Nous quittons Vanua Balavu quelques jours après nos amis CORAL TREKKER et faisons route au nord.

Un gros marlin d’environ 3m de long mord, Stéphane le voit surfer au bout de la ligne quelques secondes puis on le perd. Le marlin a ouvert les 3 pics de l’hameçon et même fait coulisser le fil entre les douilles de serrage. Il avait beaucoup de force, je ne suis pas certaine qu’on aurait réussi à le tirer à bord.


A moins de 25 miles nautiques il y a Wailagilala, une petite île privée entourée de sa barrière de corail, un mini atoll. C’est une halte sympa pour la nuit, un petit changement avant de retourner dans les plus grosses îles. Un petit poisson mord juste après le passage de la passe, il fera partie de notre repas du soir.

Le mouillage est juste en face de l’île. On a une superbe vue, une grande plage de sable entourant l’île qui est très plate, on y voit une maison. Il y a beaucoup de houle car le récif n’est pas très haut. Ça ira pour la nuit mais nous n’allons pas y rester plus longtemps.

Les CORAL TREKKER nous ont avertis que les gardiens de l’île se réjouissent de notre visite, nous mettons donc notre annexe à l’eau et partons à l’aventure. A la plage on aperçoit un panneau d’interdiction d’aller à terre à cause de la pandémie. Nous continuons notre chemin longeant l’île  dont la plage est partout assez pentue dû aux vagues.

Un peu plus loin, 2 personnes nous font de grands signes pour qu’on s’approche. Ils nous aident à monter l’annexe sur la plage et nous invitent à pénétrer l’île.

C’est un jeune couple qui vient de l’île de Taveuni. Un mois sur deux ils sont les gardiens de l’île et se relayent cette tâche avec une famille.
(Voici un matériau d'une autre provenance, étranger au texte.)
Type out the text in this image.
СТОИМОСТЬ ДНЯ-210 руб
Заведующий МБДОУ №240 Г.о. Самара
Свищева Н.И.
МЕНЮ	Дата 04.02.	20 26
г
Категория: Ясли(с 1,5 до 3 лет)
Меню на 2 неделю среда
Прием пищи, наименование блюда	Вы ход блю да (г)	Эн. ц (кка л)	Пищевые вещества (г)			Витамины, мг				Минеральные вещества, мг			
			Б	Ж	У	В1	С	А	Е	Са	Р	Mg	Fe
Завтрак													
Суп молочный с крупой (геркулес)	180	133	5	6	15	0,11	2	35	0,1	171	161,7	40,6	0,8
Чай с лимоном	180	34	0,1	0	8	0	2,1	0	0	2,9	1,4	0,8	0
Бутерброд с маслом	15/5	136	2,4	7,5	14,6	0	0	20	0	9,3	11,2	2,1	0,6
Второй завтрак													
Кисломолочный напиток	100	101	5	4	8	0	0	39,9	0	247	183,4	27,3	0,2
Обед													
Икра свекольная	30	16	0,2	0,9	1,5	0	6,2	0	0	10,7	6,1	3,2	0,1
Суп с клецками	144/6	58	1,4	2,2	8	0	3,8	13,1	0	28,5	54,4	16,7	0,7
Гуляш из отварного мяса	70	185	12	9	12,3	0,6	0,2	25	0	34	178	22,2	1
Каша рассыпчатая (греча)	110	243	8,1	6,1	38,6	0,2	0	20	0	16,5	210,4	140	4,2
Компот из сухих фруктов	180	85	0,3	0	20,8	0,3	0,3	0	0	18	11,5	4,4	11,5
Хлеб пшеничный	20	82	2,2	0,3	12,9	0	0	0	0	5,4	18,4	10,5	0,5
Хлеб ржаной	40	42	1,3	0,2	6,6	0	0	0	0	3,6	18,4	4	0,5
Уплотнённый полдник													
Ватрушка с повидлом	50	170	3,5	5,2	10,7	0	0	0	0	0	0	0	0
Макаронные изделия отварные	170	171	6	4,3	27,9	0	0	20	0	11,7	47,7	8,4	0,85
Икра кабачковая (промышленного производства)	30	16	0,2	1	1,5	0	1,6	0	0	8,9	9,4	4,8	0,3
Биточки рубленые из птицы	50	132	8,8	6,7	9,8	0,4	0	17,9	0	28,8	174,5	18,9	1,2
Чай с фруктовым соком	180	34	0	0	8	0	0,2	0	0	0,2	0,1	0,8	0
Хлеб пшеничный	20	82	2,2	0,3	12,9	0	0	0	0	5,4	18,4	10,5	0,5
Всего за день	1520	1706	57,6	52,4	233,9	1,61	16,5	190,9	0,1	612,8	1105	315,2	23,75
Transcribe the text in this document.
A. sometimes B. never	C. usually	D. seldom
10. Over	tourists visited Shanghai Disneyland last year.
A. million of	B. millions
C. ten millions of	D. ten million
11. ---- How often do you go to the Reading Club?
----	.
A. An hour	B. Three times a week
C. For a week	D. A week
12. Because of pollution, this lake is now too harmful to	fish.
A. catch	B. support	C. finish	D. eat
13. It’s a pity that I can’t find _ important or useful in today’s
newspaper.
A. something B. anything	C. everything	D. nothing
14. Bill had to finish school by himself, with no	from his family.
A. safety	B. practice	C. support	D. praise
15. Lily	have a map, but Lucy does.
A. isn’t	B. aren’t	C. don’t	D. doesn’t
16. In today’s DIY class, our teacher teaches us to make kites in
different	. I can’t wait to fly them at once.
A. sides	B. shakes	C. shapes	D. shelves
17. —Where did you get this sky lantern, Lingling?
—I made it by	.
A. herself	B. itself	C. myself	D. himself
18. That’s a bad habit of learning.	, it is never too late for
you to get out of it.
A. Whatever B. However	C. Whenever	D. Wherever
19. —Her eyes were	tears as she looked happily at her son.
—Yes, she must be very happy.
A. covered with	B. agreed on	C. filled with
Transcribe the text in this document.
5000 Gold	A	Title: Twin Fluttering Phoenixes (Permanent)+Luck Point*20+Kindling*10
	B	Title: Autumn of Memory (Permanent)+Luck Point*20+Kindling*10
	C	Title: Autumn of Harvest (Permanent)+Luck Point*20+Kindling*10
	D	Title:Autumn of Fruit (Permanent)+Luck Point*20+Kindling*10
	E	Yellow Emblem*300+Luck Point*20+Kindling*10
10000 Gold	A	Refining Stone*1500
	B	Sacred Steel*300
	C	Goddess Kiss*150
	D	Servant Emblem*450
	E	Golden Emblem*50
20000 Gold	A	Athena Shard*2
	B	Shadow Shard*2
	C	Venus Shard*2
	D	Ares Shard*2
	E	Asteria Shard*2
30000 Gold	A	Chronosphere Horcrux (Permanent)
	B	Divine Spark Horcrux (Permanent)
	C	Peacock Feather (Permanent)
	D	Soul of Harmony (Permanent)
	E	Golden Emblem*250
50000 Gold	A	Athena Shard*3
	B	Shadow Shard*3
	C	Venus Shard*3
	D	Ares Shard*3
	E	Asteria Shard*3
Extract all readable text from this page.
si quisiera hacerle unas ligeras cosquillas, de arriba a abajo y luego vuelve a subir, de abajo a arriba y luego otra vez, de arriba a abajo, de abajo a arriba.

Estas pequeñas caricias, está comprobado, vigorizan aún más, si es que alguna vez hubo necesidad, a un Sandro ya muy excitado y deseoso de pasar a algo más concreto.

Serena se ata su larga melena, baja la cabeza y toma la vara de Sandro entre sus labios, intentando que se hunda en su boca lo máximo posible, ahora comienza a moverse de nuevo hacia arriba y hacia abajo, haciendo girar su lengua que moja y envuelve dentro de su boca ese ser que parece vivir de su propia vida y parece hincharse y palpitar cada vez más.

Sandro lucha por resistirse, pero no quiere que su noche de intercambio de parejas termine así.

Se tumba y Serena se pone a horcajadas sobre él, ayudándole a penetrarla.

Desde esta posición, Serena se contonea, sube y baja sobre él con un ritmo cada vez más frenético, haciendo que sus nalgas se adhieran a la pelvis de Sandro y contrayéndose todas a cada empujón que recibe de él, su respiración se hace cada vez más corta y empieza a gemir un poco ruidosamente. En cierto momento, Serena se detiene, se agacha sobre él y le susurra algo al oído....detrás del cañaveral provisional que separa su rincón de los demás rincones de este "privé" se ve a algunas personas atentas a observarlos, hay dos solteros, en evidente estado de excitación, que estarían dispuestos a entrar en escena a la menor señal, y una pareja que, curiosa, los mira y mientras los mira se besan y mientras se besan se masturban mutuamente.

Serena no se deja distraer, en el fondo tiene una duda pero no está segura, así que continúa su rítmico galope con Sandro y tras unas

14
Allant contre la fin du mois, on se rend compte qu’ils n’ont plus vu grand monde depuis quelques semaines et se réjouissent de pouvoir papoter.

Ils nous font visiter l’île qui appartiendrait à un australien. La dernière visite du propriétaire daterait de 2016 et étant en divorce, il n’a plus les moyens de continuer la construction ou l’entretien du Resort. C’est fort dommage, il y a de bonnes machines et génératrices sur l’île, par manque d’entretien ça va finir en épave. Il y a quelques bâtiments dont la maison du propriétaire qui a les fenêtres bien barricadées à cause des divers ouragans passés et des bungalows du Resort qui sont dans un état bien délaissé. On ne connaît pas les tâches exactes des gardiens, mais l’entretien des maisonnettes ne doivent pas faire partie du contrat ou alors ils ne le font pas.


L’île est semblable à ceux que j’ai vus au Maldives, plate, petite, entourée d’une plage de sable blanc, plantée de cocotiers et autres végétaux. Nous savourons l’eau de cocos oranges qu’ils nous offrent. En échange de leur sympathique accueil nous leur offrons quelques T-shirts, casquettes et une poêle que je ne me sers plus ce qui leur fait très plaisir.

A notre retour à l’annexe, on la retrouve pleine d’eau et de sable. Nous avons accosté dans le sens opposé de la houle, mais comme je l’ai dit, la barrière de corail n’étant pas assez haute, les vagues contournent et arrivent sur tout le pourtour de l’île.